Bormano se traía algo gordo entre manos, comía mucho y
hablaba poco. Bormano siempre comía poco y hablaba mucho y el hecho de que
transgrediera sus propias leyes era a causa de su nerviosismo; bien era cierto
que no lo solía estar muy a menudo pero cuando lo estaba siempre engordaba un
par de kilos o tres. Se le veía entrar y salir sin apenas tiempo como quien
lleva al diablo detrás. Lio Lin venía más a menudo y al poco rato se marchaba
con Bormano. Parado delante de la televisión se pasaba horas, esperando, y si
la espera acababa y no sabía qué hacer volvía a la televisión y comenzaba una
nueva espera. Debía ser muy gordo, inmenso, para que hubiese engordado dos
kilos en cuatro días. Isaac le dijo “cuidado, estás engordando” y él le
respondió “es cuestión de metabolismo, ya sabes”. El banco se pintó de verde,
el banco rosa y luego azul ahora era verde porque alguien pensó que quedaba
mejor con la estación, que solo era temporal y más tarde ya se pintaría de otro
color. El olor se quedó un par de días y luego se marchó. Después de lo del
banco tocó limpieza y la cosa, como cada vez cada dos meses, olía a limpieza,
ese olor fresco que hace que respirar cueste menos. Muchas noches Bormano no
volvía a casa y se quedaba a dormir fuera, unas en casa de Leslia, otras en
casa de Lio Lin y otras no se sabe muy bien dónde.

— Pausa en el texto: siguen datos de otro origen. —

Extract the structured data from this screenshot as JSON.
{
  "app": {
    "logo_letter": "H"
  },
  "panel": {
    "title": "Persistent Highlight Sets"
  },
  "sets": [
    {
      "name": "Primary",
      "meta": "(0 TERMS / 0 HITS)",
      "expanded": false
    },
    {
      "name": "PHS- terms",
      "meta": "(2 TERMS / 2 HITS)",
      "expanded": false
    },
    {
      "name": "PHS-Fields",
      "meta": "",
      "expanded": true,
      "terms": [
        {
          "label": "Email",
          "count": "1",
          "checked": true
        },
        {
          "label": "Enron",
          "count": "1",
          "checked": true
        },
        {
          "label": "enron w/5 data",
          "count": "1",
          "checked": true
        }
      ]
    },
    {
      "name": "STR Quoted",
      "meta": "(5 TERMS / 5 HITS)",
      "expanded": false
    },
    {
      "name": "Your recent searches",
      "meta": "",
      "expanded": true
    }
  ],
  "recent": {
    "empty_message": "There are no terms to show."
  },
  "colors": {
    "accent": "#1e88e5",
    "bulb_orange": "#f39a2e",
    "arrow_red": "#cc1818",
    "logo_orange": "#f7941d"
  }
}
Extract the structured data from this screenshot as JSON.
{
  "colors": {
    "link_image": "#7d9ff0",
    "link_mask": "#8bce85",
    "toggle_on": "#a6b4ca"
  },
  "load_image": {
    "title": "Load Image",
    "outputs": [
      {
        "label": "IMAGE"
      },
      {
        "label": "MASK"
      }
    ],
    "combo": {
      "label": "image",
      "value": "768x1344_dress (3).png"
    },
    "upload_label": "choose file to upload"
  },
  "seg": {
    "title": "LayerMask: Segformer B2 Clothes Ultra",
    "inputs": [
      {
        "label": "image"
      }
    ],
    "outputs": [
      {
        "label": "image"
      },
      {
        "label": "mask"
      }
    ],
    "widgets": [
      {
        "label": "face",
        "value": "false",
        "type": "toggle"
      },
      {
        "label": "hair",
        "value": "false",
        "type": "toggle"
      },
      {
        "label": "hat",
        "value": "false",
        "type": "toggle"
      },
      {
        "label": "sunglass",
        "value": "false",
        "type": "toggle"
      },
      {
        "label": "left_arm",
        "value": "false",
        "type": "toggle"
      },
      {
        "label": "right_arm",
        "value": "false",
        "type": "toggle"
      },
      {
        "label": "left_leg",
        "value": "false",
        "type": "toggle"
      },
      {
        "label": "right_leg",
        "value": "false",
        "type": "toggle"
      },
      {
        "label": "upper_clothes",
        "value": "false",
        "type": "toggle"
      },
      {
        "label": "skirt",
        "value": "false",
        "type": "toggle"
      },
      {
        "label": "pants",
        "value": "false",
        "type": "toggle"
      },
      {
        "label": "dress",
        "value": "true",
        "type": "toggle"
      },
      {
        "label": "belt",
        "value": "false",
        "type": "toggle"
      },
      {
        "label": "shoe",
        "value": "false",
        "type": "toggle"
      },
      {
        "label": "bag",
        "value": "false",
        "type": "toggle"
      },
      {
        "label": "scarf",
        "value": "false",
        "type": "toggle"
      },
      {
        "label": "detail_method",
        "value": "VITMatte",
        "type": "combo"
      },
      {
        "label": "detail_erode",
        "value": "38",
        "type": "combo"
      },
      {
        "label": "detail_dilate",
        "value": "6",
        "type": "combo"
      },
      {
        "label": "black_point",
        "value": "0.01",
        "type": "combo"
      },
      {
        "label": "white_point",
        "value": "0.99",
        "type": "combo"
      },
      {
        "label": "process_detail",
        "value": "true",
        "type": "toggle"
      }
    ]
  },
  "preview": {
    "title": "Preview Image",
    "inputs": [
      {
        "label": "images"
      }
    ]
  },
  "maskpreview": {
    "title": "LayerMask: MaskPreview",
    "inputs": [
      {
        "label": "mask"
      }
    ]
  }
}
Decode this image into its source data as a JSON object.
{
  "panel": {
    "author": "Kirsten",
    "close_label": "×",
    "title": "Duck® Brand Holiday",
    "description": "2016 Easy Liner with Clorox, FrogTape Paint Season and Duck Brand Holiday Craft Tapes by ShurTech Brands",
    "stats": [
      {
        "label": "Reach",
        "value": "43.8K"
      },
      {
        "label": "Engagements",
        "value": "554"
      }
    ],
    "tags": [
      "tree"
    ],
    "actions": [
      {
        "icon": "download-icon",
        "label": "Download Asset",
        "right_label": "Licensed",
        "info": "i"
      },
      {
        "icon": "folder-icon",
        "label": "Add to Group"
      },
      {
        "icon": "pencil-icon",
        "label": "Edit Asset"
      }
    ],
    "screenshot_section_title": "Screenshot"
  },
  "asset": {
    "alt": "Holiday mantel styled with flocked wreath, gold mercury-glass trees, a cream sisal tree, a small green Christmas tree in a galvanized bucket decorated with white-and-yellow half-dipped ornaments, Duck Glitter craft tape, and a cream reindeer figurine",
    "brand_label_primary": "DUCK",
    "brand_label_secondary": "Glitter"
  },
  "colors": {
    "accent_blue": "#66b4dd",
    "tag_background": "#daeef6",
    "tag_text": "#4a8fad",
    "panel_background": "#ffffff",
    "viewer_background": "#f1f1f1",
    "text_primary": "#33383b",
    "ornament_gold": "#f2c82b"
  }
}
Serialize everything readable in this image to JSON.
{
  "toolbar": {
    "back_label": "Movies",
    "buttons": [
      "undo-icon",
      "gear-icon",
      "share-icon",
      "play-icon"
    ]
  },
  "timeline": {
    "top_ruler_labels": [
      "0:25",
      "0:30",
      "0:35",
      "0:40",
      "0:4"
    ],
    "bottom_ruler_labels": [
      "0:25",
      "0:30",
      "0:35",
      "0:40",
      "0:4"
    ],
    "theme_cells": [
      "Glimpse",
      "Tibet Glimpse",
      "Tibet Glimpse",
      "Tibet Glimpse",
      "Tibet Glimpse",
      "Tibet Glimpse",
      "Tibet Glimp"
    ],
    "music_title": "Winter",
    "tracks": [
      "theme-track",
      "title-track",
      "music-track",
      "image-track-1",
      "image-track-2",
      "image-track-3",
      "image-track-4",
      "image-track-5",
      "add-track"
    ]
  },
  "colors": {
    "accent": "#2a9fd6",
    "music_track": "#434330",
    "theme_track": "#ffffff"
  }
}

Un día vino con el pan y una bolsa de papel y dentro de
la bolsa una gran cantidad de dinero. Lio Lin y él hacían buena pareja, lo
celebramos todos esa noche por todo lo alto y no faltó nada en el banco verde.
Aquel dinero ayudó a mejorar la situación de la casa; apareció una nueva
televisión, una preciosa y gran televisión, última generación de televisores, y
junto a ella un hermoso vídeo, donde a partir de entonces las noches fueron más
largas. El frigorífico siempre estaba lleno y la buena comida se hicieron
compañeros habituales de la mesa. Isaac y yo no teníamos que pagar nada,
Bormano se hacía cargo del gasto, decía que no sabía muy bien que hacer con él,
que nosotros trabajásemos con la chatarra que algún día necesitaría el camión
para llevar todo el dinero que ganase, y luego nos miraba serio y se reía y nosotros
con él. Yerkari y Serban, que hasta entonces habían ido por su cuenta, se
juntaron con Bormano y Lio Lin en el negocio. la vida seguía igual, pero con
más dinero. Por la casa empezaron a aparecer más cosas, nosotros ya solo
teníamos que encargarnos de conducir el camión y dejar que ellos hiciesen el
resto; incluso la gasolina de mi viejo trasto pagaban llenándome el depósito;
decían que todo era una inversión a medio plazo.